Bagaimana caranya membangun Negara yang ideal, aman, sentosa, dan sejahtera.
Dengan mengikuti organisasi di kampus misalnya atau di lembaga lainnya kita
bisa lebih punya tenaga dan dengan mudah menyampaikan aspirasi atas nama
mahasiswa.
Dengan organisasi bukan berarti kewajiban utama hilang sebagai
pelajar, tetap yang harus diutamakan adalah akademik dan organisasi adalah
tempat menyalurkan kemampuan utuk berkontribusi nyata. Apa yang telah
didapatkan di bangku perkuliahan, baiknya kita mengajak teman-teman dari
berbagai disiplin ilmu untuk berdiskusi dan memberikan pandangan terhadap isu
apa yang tengah diperbincangkan lalu mencari solusi bersama.
Setelah
itu kita mengimprovisasi hal layak yang telah disetujui dan mengangkatnya ke
forum. Namun, sepertinya yang saya utarakan masih terlalu umum dan ngambang.
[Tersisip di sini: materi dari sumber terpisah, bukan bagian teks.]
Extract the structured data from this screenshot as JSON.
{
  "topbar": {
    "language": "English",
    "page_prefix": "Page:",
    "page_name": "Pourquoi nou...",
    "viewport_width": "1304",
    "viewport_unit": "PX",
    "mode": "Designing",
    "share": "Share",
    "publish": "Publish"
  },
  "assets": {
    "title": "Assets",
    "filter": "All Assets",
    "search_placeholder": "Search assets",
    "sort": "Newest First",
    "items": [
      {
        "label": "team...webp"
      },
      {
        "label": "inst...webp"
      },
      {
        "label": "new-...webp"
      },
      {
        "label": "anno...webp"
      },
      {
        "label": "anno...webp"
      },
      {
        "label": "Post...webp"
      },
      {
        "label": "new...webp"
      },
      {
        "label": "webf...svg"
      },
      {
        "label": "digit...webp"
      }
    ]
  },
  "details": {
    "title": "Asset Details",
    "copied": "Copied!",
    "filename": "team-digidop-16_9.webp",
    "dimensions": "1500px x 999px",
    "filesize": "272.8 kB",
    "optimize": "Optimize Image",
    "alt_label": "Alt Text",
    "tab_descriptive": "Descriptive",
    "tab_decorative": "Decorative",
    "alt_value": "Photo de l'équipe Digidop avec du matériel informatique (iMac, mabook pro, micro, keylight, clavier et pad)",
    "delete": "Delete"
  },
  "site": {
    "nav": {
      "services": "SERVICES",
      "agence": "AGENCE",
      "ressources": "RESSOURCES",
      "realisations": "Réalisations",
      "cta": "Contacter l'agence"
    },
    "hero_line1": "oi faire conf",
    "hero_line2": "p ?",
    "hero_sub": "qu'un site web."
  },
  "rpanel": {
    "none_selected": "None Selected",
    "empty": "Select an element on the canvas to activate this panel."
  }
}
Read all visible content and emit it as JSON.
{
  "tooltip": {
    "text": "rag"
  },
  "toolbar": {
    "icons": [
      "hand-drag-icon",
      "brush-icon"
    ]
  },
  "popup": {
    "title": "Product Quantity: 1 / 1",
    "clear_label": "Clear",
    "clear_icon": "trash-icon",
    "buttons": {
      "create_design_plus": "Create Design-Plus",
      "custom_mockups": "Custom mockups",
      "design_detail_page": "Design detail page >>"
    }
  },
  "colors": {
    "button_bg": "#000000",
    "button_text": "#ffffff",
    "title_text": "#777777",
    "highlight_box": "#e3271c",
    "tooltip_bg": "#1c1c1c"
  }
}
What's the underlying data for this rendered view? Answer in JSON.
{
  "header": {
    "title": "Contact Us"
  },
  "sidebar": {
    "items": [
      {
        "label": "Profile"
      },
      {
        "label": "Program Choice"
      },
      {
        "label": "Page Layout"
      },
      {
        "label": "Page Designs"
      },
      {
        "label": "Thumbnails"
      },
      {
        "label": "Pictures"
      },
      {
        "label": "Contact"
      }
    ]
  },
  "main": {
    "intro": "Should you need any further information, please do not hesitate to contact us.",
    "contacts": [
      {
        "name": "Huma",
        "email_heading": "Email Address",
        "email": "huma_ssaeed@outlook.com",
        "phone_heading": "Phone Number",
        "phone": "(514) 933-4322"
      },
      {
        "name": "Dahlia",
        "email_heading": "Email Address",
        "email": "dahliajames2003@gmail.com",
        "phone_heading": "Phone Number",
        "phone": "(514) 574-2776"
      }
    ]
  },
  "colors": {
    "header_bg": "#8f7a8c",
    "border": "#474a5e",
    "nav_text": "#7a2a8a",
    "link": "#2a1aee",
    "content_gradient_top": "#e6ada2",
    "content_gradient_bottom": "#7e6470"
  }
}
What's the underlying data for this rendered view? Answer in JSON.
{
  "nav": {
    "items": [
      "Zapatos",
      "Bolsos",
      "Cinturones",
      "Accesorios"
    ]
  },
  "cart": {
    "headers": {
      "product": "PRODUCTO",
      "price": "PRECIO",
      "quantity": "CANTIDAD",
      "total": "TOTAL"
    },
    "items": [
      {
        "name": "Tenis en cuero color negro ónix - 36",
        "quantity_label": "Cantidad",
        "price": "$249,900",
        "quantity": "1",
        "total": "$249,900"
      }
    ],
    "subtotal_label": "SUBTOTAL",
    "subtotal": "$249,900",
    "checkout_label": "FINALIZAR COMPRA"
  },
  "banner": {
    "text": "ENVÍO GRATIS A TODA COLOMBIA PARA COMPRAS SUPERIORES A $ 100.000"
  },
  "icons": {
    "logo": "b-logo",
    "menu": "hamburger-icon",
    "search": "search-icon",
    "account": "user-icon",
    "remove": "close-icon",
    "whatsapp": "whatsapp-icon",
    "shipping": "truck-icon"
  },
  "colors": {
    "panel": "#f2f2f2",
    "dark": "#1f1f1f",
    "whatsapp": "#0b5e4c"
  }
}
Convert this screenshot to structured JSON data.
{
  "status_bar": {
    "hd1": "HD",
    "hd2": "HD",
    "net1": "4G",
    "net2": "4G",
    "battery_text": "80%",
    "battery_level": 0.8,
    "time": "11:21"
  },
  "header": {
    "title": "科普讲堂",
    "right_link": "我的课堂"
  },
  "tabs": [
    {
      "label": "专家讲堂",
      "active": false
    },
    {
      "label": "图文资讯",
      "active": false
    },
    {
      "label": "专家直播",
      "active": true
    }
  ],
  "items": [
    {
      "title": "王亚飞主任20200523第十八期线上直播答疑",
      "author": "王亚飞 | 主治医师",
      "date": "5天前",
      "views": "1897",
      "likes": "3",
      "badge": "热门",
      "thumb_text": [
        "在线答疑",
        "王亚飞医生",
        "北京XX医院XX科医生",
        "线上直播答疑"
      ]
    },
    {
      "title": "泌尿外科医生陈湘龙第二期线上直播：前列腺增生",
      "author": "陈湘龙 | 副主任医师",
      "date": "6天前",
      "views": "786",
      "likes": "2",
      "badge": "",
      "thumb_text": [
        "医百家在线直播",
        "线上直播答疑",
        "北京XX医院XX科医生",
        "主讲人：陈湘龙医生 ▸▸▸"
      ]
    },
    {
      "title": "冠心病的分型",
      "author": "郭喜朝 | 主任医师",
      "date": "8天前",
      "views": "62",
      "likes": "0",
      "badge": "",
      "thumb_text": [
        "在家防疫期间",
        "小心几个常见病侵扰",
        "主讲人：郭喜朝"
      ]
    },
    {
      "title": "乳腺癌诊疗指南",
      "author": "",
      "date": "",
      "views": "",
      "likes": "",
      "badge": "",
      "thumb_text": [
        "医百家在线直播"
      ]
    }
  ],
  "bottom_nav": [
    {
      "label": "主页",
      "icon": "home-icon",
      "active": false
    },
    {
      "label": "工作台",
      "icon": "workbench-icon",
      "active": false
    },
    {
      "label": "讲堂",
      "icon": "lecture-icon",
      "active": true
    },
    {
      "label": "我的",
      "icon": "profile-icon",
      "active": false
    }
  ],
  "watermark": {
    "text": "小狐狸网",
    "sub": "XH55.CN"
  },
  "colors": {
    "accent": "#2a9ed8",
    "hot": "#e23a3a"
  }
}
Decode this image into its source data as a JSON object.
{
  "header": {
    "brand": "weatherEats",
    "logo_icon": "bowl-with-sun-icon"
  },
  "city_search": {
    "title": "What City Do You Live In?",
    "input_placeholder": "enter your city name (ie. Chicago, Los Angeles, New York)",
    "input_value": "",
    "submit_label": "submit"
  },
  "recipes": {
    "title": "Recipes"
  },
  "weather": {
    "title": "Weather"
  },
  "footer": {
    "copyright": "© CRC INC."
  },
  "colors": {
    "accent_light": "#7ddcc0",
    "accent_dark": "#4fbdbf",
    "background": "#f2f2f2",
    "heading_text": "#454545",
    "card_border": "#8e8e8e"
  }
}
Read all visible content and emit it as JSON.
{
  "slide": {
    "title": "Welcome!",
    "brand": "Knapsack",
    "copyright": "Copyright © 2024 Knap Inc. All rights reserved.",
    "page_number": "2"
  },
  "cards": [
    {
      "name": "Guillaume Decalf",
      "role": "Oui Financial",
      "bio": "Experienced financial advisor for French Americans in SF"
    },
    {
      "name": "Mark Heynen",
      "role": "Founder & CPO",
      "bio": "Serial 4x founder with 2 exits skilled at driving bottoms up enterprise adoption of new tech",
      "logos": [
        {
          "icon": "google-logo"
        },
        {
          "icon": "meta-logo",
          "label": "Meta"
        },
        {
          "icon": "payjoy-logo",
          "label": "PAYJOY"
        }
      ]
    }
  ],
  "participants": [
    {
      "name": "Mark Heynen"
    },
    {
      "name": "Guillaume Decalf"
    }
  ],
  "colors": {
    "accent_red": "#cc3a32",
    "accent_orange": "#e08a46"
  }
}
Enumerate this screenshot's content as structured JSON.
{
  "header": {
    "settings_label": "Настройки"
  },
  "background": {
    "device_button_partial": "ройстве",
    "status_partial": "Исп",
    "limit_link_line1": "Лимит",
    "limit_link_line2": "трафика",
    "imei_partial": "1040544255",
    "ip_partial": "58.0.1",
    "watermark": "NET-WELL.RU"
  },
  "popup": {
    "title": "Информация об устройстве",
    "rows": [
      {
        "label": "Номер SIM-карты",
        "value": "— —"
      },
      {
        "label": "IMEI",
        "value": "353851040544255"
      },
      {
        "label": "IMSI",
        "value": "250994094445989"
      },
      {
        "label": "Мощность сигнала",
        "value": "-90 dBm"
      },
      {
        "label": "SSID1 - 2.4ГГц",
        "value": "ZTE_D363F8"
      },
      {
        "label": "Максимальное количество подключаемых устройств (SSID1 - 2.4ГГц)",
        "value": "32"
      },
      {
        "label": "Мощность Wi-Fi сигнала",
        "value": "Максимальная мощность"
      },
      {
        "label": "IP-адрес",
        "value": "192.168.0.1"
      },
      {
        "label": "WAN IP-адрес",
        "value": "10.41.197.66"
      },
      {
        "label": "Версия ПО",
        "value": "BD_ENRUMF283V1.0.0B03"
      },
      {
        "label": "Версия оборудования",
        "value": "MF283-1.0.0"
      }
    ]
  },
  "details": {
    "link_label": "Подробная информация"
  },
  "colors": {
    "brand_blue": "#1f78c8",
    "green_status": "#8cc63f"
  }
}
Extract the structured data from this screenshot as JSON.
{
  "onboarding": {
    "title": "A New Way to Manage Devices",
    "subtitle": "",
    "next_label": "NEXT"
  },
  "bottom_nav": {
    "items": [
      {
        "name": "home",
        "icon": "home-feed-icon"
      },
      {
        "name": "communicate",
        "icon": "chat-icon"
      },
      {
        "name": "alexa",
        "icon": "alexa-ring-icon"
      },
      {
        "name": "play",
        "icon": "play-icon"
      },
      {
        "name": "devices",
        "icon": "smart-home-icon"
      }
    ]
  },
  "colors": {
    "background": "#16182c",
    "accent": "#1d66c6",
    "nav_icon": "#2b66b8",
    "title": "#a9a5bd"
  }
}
Ringkasnya begini, kita membentuk sebuah kelompok studi dari berbagai disiplin
ilmu. Tapi, disarankan tidak banyak anggota dalam 1 kelompok. Karena hal itu
akan membuat tidak efisien dan hanya beberapa orang saja yang aktif, justru
dengan banyak kelompok kita akan semakin banyak suara dan hasil yang
didapatkan.
Tentunya harus ada yang memimpin diskusi dan sebelumnya ada
pembekalan yang diberikan oleh orang akademisi yang handal serta berkepribadian
islami. Forum ini bentuknya islami dan ilmiah, sehingga bisa secara bersamaan
kita mendapatkan keduanya.
Religious berarti kita punya batasan yang mengacu
pada aturan agama, misalnya dalam penelitian A kita tidak boleh menggunakan
bahan formalin yang dapat mengakibatkan kerugian, dan lain sebagainya.
Kembali
pada visi kita tadi di atas, “…berwawasan ilmiah serta memiliki daya saing
dalam menghadapi era globalisasi”. Penjabarannya, kita dituntut untuk lebih
bisa update mengenali ilmu yang sedang berkembang saat ini. Mau itu di bidang
politik, sains, dan sebagainya. Karena tadi, mahasiswa itu dianggap maha tahu.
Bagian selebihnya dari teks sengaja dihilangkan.